「教科書には載っていない関東大震災」 大学生が12の話題を紹介

大久保泰

 千葉県銚子市のイオンモール銚子のしおさいプラザで「関東大震災100年 防災パネル展」が開かれている。市内にある千葉科学大学の学生が、県内の「房州うちわ」や「震災記念碑」など、震災にまつわる教科書には載っていない話題を集めて紹介している。9月3日まで。

 同大危機管理学科の藤本一雄教授の3年生ゼミ生9人が企画。関東大震災で房総半島南部を中心に1200人を超える犠牲者が出たことや、南房総市の野島埼灯台が倒壊したことなど県内の被害を含めて取り上げている。
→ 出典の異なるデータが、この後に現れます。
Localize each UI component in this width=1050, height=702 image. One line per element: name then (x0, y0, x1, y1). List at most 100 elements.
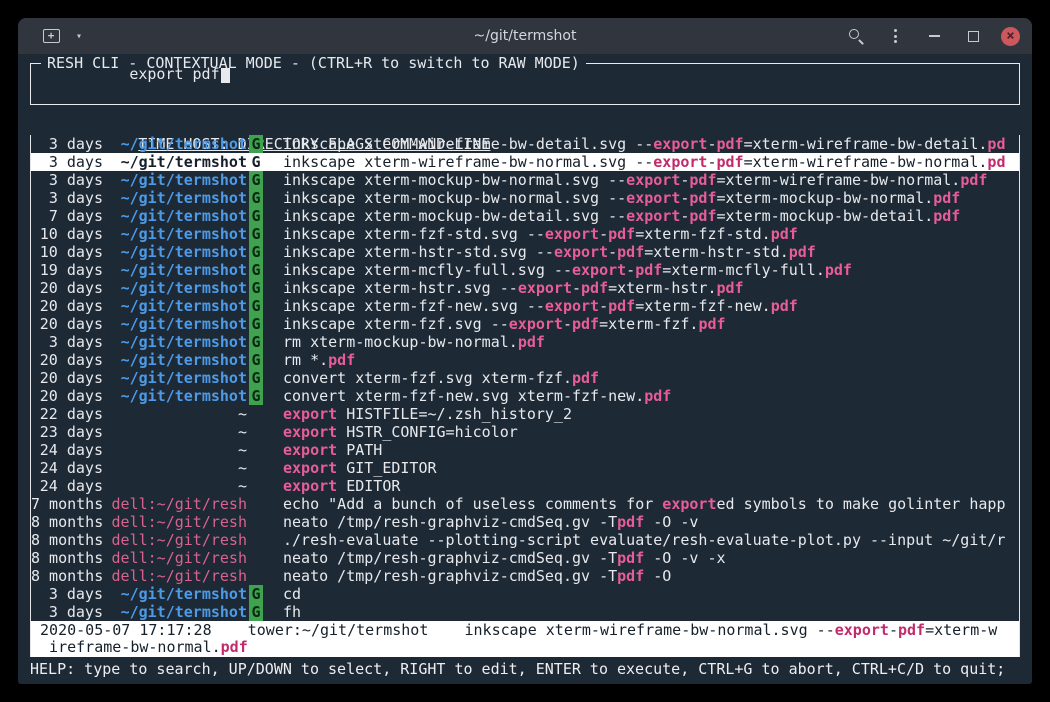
row-host-directory: dell:~/git/resh (103, 495, 247, 513)
row-time: 8 months (31, 531, 103, 549)
row-host-directory: ~/git/termshot (103, 333, 247, 351)
history-row[interactable]: 20 days~/git/termshotGinkscape xterm-hst… (31, 279, 1019, 297)
row-time: 8 months (31, 549, 103, 567)
row-flags: G (247, 333, 265, 351)
history-row[interactable]: 8 monthsdell:~/git/reshneato /tmp/resh-g… (31, 513, 1019, 531)
search-box[interactable]: RESH CLI - CONTEXTUAL MODE - (CTRL+R to … (30, 63, 1020, 105)
history-row[interactable]: 3 days~/git/termshotGinkscape xterm-wire… (31, 135, 1019, 153)
history-row[interactable]: 7 monthsdell:~/git/reshecho "Add a bunch… (31, 495, 1019, 513)
row-host-directory: ~/git/termshot (103, 603, 247, 621)
search-button[interactable] (845, 24, 867, 48)
row-command: inkscape xterm-mockup-bw-normal.svg --ex… (265, 171, 1019, 189)
row-flags: G (247, 171, 265, 189)
row-command: echo "Add a bunch of useless comments fo… (265, 495, 1019, 513)
row-host-directory: ~/git/termshot (103, 207, 247, 225)
row-command: neato /tmp/resh-graphviz-cmdSeq.gv -Tpdf… (265, 567, 1019, 585)
history-row[interactable]: 20 days~/git/termshotGinkscape xterm-fzf… (31, 315, 1019, 333)
row-command: neato /tmp/resh-graphviz-cmdSeq.gv -Tpdf… (265, 549, 1019, 567)
row-host-directory: ~/git/termshot (103, 225, 247, 243)
row-command: inkscape xterm-hstr.svg --export-pdf=xte… (265, 279, 1019, 297)
git-flag-badge: G (249, 261, 262, 279)
history-row[interactable]: 3 days~/git/termshotGcd (31, 585, 1019, 603)
row-command: inkscape xterm-mockup-bw-detail.svg --ex… (265, 207, 1019, 225)
row-command: inkscape xterm-fzf-std.svg --export-pdf=… (265, 225, 1019, 243)
row-flags (247, 567, 265, 585)
history-row[interactable]: 8 monthsdell:~/git/resh./resh-evaluate -… (31, 531, 1019, 549)
history-row[interactable]: 20 days~/git/termshotGconvert xterm-fzf-… (31, 387, 1019, 405)
history-row[interactable]: 7 days~/git/termshotGinkscape xterm-mock… (31, 207, 1019, 225)
chevron-down-icon: ▾ (76, 31, 82, 42)
history-row[interactable]: 24 days~export EDITOR (31, 477, 1019, 495)
row-time: 24 days (31, 477, 103, 495)
history-row[interactable]: 20 days~/git/termshotGinkscape xterm-fzf… (31, 297, 1019, 315)
history-row[interactable]: 3 days~/git/termshotGinkscape xterm-mock… (31, 171, 1019, 189)
history-row[interactable]: 3 days~/git/termshotGinkscape xterm-wire… (31, 153, 1019, 171)
row-command: inkscape xterm-wireframe-bw-normal.svg -… (265, 153, 1019, 171)
history-row[interactable]: 24 days~export PATH (31, 441, 1019, 459)
history-row[interactable]: 8 monthsdell:~/git/reshneato /tmp/resh-g… (31, 549, 1019, 567)
history-row[interactable]: 20 days~/git/termshotGrm *.pdf (31, 351, 1019, 369)
row-host-directory: ~/git/termshot (103, 585, 247, 603)
git-flag-badge: G (249, 153, 262, 171)
git-flag-badge: G (249, 585, 262, 603)
minimize-button[interactable] (923, 24, 945, 48)
new-tab-button[interactable]: + (40, 24, 62, 48)
row-flags (247, 441, 265, 459)
row-host-directory: ~/git/termshot (103, 171, 247, 189)
row-time: 3 days (31, 603, 103, 621)
row-command: cd (265, 585, 1019, 603)
restore-button[interactable] (962, 24, 984, 48)
row-time: 24 days (31, 441, 103, 459)
row-flags: G (247, 225, 265, 243)
row-time: 20 days (31, 351, 103, 369)
row-host-directory: ~/git/termshot (103, 369, 247, 387)
history-row[interactable]: 24 days~export GIT_EDITOR (31, 459, 1019, 477)
row-time: 7 days (31, 207, 103, 225)
row-command: neato /tmp/resh-graphviz-cmdSeq.gv -Tpdf… (265, 513, 1019, 531)
row-flags: G (247, 315, 265, 333)
row-host-directory: ~/git/termshot (103, 189, 247, 207)
history-row[interactable]: 3 days~/git/termshotGinkscape xterm-mock… (31, 189, 1019, 207)
row-flags (247, 405, 265, 423)
menu-button[interactable] (884, 24, 906, 48)
git-flag-badge: G (249, 135, 262, 153)
row-command: inkscape xterm-mcfly-full.svg --export-p… (265, 261, 1019, 279)
row-time: 3 days (31, 135, 103, 153)
row-time: 10 days (31, 243, 103, 261)
row-command: export GIT_EDITOR (265, 459, 1019, 477)
row-command: inkscape xterm-fzf-new.svg --export-pdf=… (265, 297, 1019, 315)
row-host-directory: ~ (103, 441, 247, 459)
row-time: 3 days (31, 171, 103, 189)
row-command: inkscape xterm-mockup-bw-normal.svg --ex… (265, 189, 1019, 207)
row-command: export HISTFILE=~/.zsh_history_2 (265, 405, 1019, 423)
row-time: 20 days (31, 297, 103, 315)
row-flags: G (247, 207, 265, 225)
history-row[interactable]: 19 days~/git/termshotGinkscape xterm-mcf… (31, 261, 1019, 279)
git-flag-badge: G (249, 243, 262, 261)
history-row[interactable]: 22 days~export HISTFILE=~/.zsh_history_2 (31, 405, 1019, 423)
row-flags (247, 495, 265, 513)
close-button[interactable]: × (1001, 27, 1020, 46)
history-row[interactable]: 10 days~/git/termshotGinkscape xterm-fzf… (31, 225, 1019, 243)
row-time: 20 days (31, 315, 103, 333)
row-time: 3 days (31, 333, 103, 351)
detail-line: 2020-05-07 17:17:28 tower:~/git/termshot… (31, 622, 1019, 639)
history-row[interactable]: 8 monthsdell:~/git/reshneato /tmp/resh-g… (31, 567, 1019, 585)
history-row[interactable]: 10 days~/git/termshotGinkscape xterm-hst… (31, 243, 1019, 261)
row-time: 8 months (31, 513, 103, 531)
profile-dropdown-button[interactable]: ▾ (68, 24, 90, 48)
row-host-directory: ~/git/termshot (103, 153, 247, 171)
history-row[interactable]: 3 days~/git/termshotGfh (31, 603, 1019, 621)
git-flag-badge: G (249, 297, 262, 315)
history-row[interactable]: 3 days~/git/termshotGrm xterm-mockup-bw-… (31, 333, 1019, 351)
history-row[interactable]: 23 days~export HSTR_CONFIG=hicolor (31, 423, 1019, 441)
row-host-directory: ~/git/termshot (103, 279, 247, 297)
row-time: 3 days (31, 153, 103, 171)
row-flags: G (247, 243, 265, 261)
detail-line: ireframe-bw-normal.pdf (31, 639, 1019, 656)
row-flags: G (247, 261, 265, 279)
history-row[interactable]: 20 days~/git/termshotGconvert xterm-fzf.… (31, 369, 1019, 387)
row-host-directory: dell:~/git/resh (103, 531, 247, 549)
search-input[interactable]: export pdf (39, 47, 230, 101)
row-flags: G (247, 189, 265, 207)
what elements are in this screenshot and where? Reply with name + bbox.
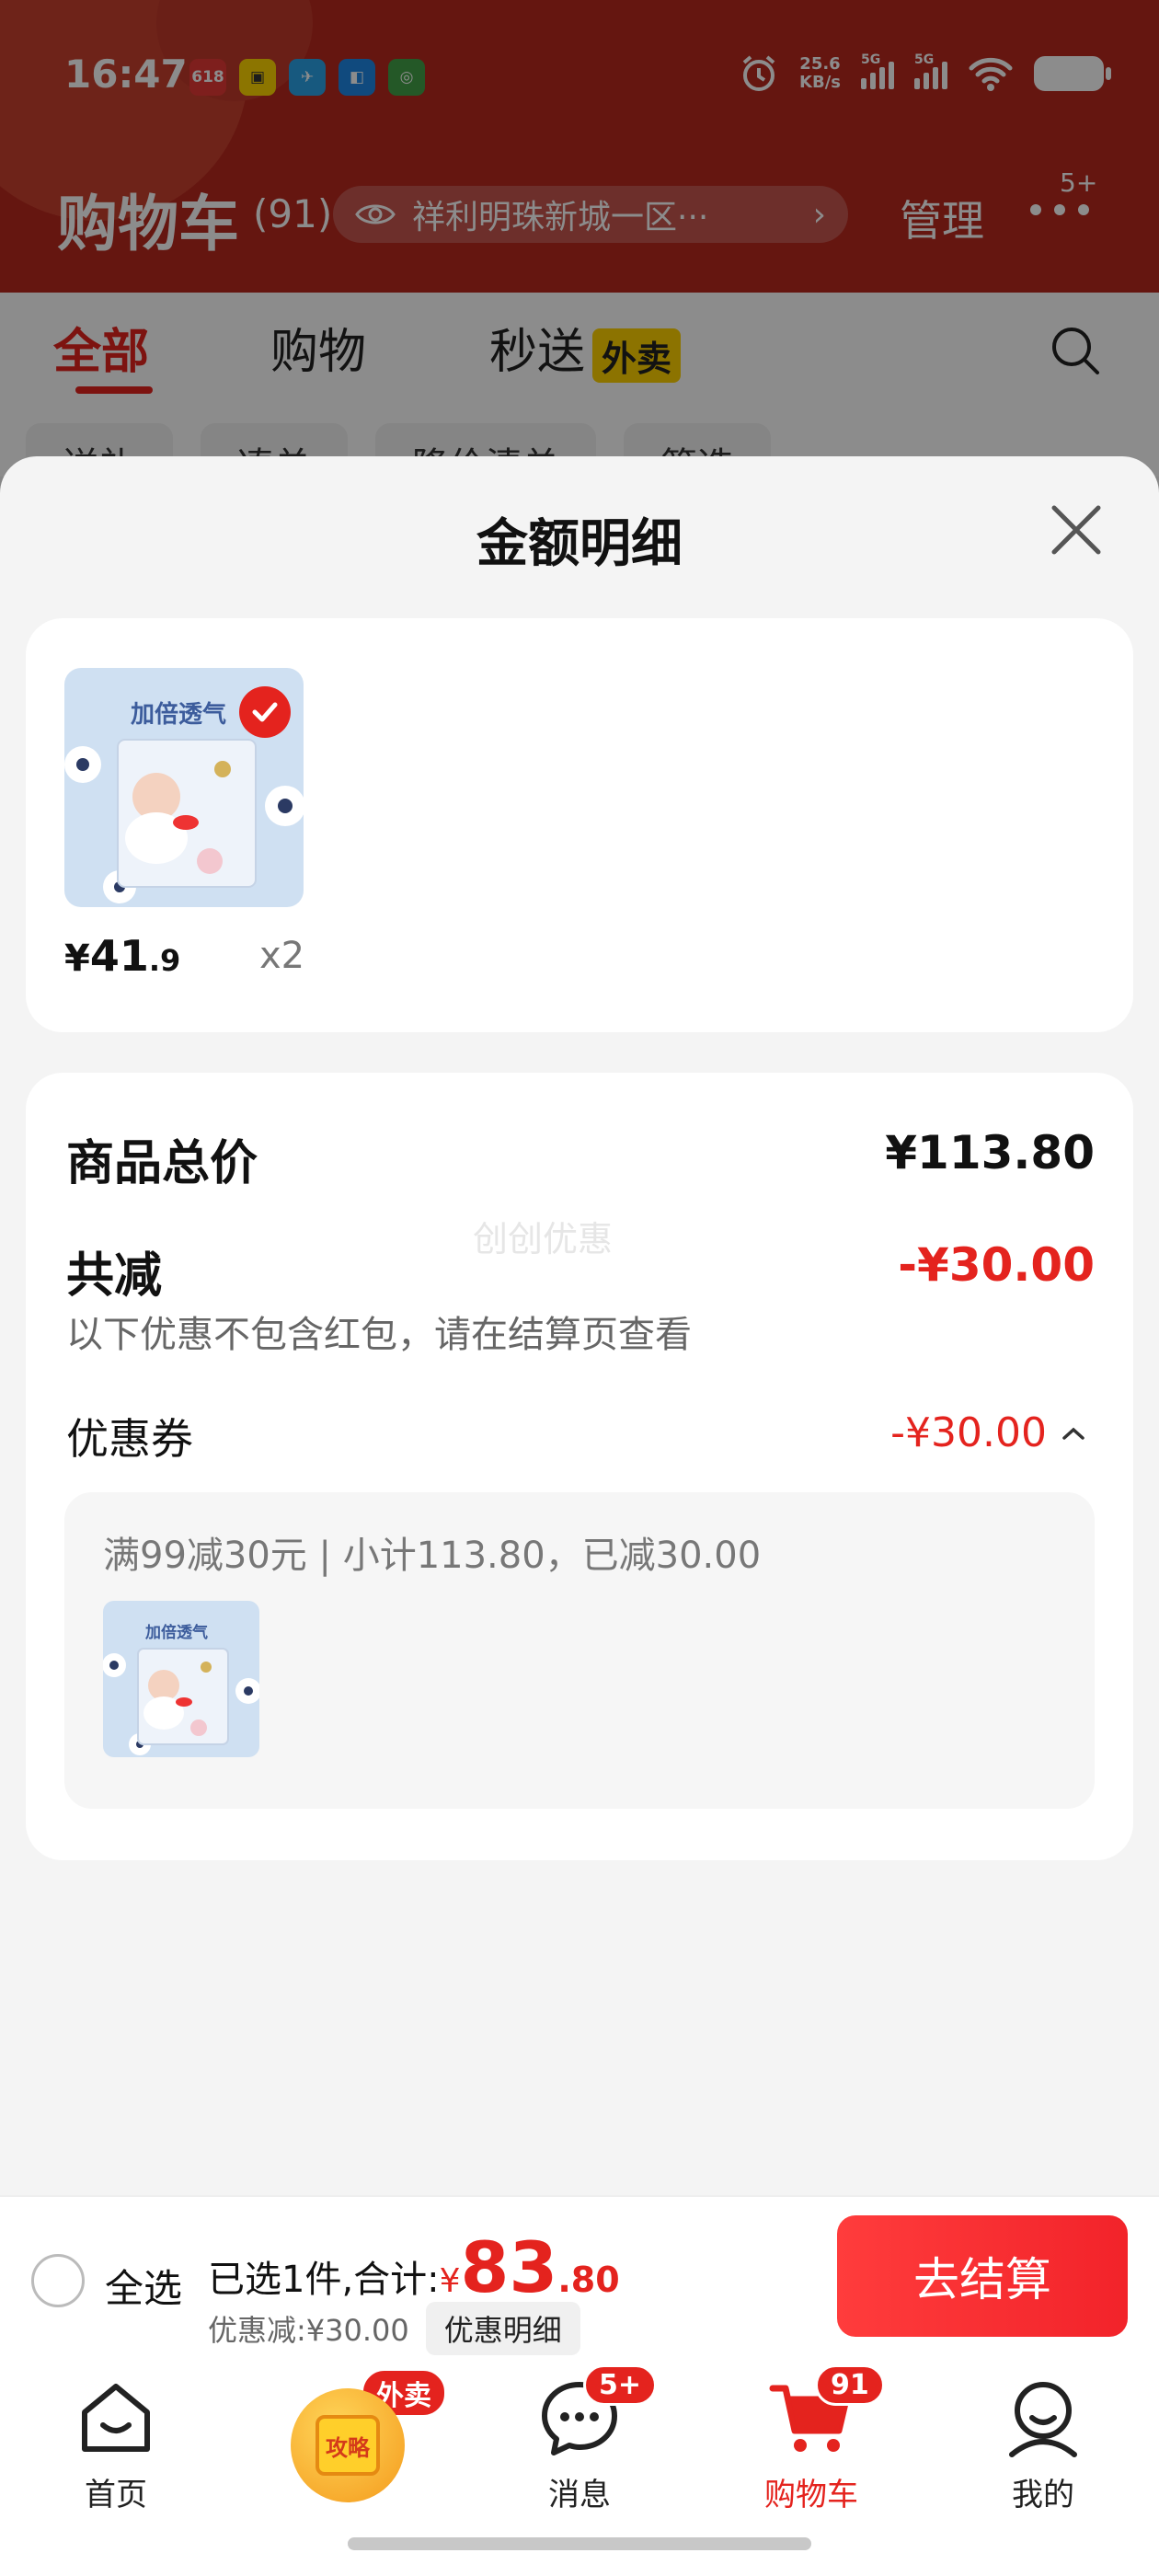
nav-home[interactable]: 首页 <box>33 2374 199 2514</box>
product-price: ¥41.9 <box>64 931 181 981</box>
check-icon <box>239 686 291 738</box>
coupon-product-thumbnail: 加倍透气 <box>103 1601 259 1757</box>
nav-cart[interactable]: 91 购物车 <box>729 2364 894 2514</box>
nav-guide[interactable]: 攻略 <box>291 2388 405 2502</box>
nav-mine[interactable]: 我的 <box>960 2374 1126 2514</box>
coupon-value: -¥30.00 <box>890 1409 1047 1456</box>
checkout-bar: 全选 已选1件,合计:¥83.80 优惠减:¥30.00 优惠明细 去结算 <box>0 2195 1159 2357</box>
nav-messages[interactable]: 5+ 消息 <box>497 2364 662 2514</box>
close-icon[interactable] <box>1039 493 1113 567</box>
product-card: 加倍透气 ¥41.9 x2 <box>26 618 1133 1032</box>
coupon-thumb-text: 加倍透气 <box>145 1624 208 1642</box>
discount-note: 以下优惠不包含红包，请在结算页查看 <box>66 1314 692 1356</box>
reduce-label: 共减 <box>66 1248 163 1304</box>
guide-bag-icon: 攻略 <box>316 2415 380 2476</box>
reduce-value: -¥30.00 <box>898 1238 1095 1292</box>
home-indicator[interactable] <box>348 2537 811 2550</box>
home-icon <box>72 2374 160 2462</box>
nav-mine-label: 我的 <box>1012 2477 1074 2513</box>
price-summary-card: 商品总价 ¥113.80 创创优惠 共减 -¥30.00 以下优惠不包含红包，请… <box>26 1073 1133 1860</box>
coupon-label: 优惠券 <box>66 1414 193 1464</box>
cart-badge: 91 <box>815 2364 885 2406</box>
selected-total: 已选1件,合计:¥83.80 <box>208 2226 620 2308</box>
checkout-button[interactable]: 去结算 <box>837 2215 1128 2337</box>
discount-text: 优惠减:¥30.00 <box>208 2313 409 2348</box>
coupon-toggle[interactable]: -¥30.00 <box>890 1409 1085 1456</box>
product-quantity: x2 <box>259 935 305 977</box>
nav-cart-label: 购物车 <box>764 2477 858 2513</box>
discount-line: 优惠减:¥30.00 优惠明细 <box>208 2302 580 2355</box>
amount-detail-sheet: 金额明细 加倍透气 ¥41.9 x2 商品总价 ¥113.80 创创优惠 共减 … <box>0 456 1159 2195</box>
total-price-value: ¥113.80 <box>885 1126 1095 1179</box>
select-all-label[interactable]: 全选 <box>105 2258 182 2314</box>
messages-badge: 5+ <box>583 2364 658 2406</box>
chevron-up-icon <box>1062 1427 1084 1440</box>
coupon-detail-box: 满99减30元 | 小计113.80，已减30.00 加倍透气 <box>64 1492 1095 1809</box>
total-price-label: 商品总价 <box>66 1136 258 1191</box>
chat-icon: 5+ <box>535 2364 658 2462</box>
product-thumb-text: 加倍透气 <box>131 701 227 729</box>
user-icon <box>999 2374 1087 2462</box>
discount-detail-button[interactable]: 优惠明细 <box>425 2302 580 2355</box>
nav-messages-label: 消息 <box>548 2477 611 2513</box>
select-all-radio[interactable] <box>31 2254 85 2307</box>
product-thumbnail[interactable]: 加倍透气 <box>64 668 304 907</box>
nav-home-label: 首页 <box>85 2477 147 2513</box>
cart-icon: 91 <box>767 2364 885 2462</box>
sheet-title: 金额明细 <box>476 514 683 574</box>
watermark-text: 创创优惠 <box>473 1219 614 1259</box>
coupon-description: 满99减30元 | 小计113.80，已减30.00 <box>103 1535 762 1577</box>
 12の話題を集め、学生からのメッセージを盛り込んだ。1703年の元禄地震の津波被害が語り継がれ、高台に逃げた住民がいたことに触れ、「過去の災害を風化させてしまうのではなく、教訓として後世に伝えていくことが被害軽減にもつながる」とまとめた。

 鎌ケ谷市役所内にある「震災記念碑」は、死者が出なかったことを感謝するための碑として紹介。伝承の大切さを訴えている。

 館山市や南房総市で作られている「房州うちわ」は日本三大うちわの一つで、大震災の火災で東京・日本橋のうちわ屋の大半が焼けて職人たちが現在の館山市に移住したことを紹介。「先人たちが災害を乗り越えて受け継いできたうちわの扇(あお)ぐ風に思いをはせながら震災の悲惨さを忘れないようにしましょう」とまとめた。

 学生らはネットで関連情報を集め、詳細を調べた。森辰哉さん(20)は「過去の災害を知ることで防災知識を身につけてほしい。備蓄品の確保や避難ルートの確認などを考えるきっかけになれば」と話した。